I reckon you know as well as I.”

“What! haven’t you come out to meet us?

And they too—ah! your chestnut is all in a sweat!

He looks as if you had been riding a long race—like ourselves?”

“Of coarse he has.

I followed you from the first—in hopes of being of some service to you.”

“Indeed!

I did not know that you were after us.

Thank you, cousin!

I’ve just been saying thanks to this gallant gentleman, who also came after, and has been good enough to rescue both Luna and myself from a very unpleasant dilemma—a dreadful danger I should rather call it.

Do you know that we’ve been chased by a drove of wild steeds, and had actually to ride for our lives?”

“I am aware of it.”

“You saw the chase then?”

“No.

I only knew it by the tracks.”

“The tracks!

And were you able to tell by that?”

“Yes—thanks to the interpretation of Zeb Stump.”

“Oh! he was with you?

But did you follow them to—to—how far did you follow them?”

“To a crevasse in the prairie.

You leaped over it, Zeb said.

Did you?”

“Luna did.”

“With you on her back?”

“I wasn’t anywhere else!

What a question, cousin Cash! Where would you expect me to have been? Clinging to her tail?

Ha! ha! ha!” “Did you leap it?” inquired the laugher, suddenly changing tone. “Did you follow us any farther?”

“No, Loo.

From the crevasse I came direct here, thinking you had got back before me.

That’s how I’ve chanced to come up with you.”

The answer appeared to give satisfaction.

“Ah!

I’m glad you’ve overtaken us.

We’ve been riding slowly.

Luna is so tired. Poor thing!

I don’t know how I shall ever get her back to the Leona.”

Since the moment of being joined by Calhoun, the mustanger had not spoken a word.
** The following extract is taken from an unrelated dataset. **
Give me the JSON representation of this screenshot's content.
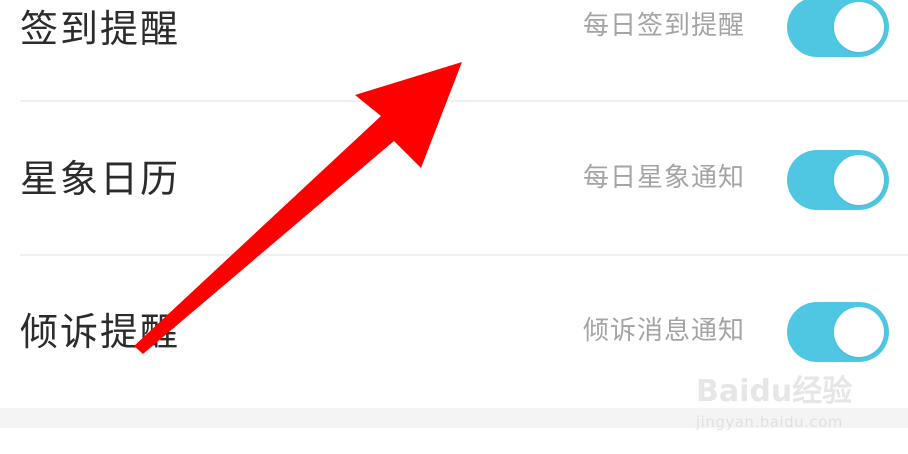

However pleasant may have been his previous intercourse with the young Creole, he had relinquished it, without any apparent reluctance; and was now riding silently in the advance, as if by tacit understanding he had returned to the performance of the part for which he had been originally engaged.

For all that, the eye of the ex-captain was bent blightingly upon him—at times in a demoniac glare—when he saw—or fancied—that another eye was turned admiringly in the same direction.

A long journey performed by that trio of travellers might have led to a tragical termination.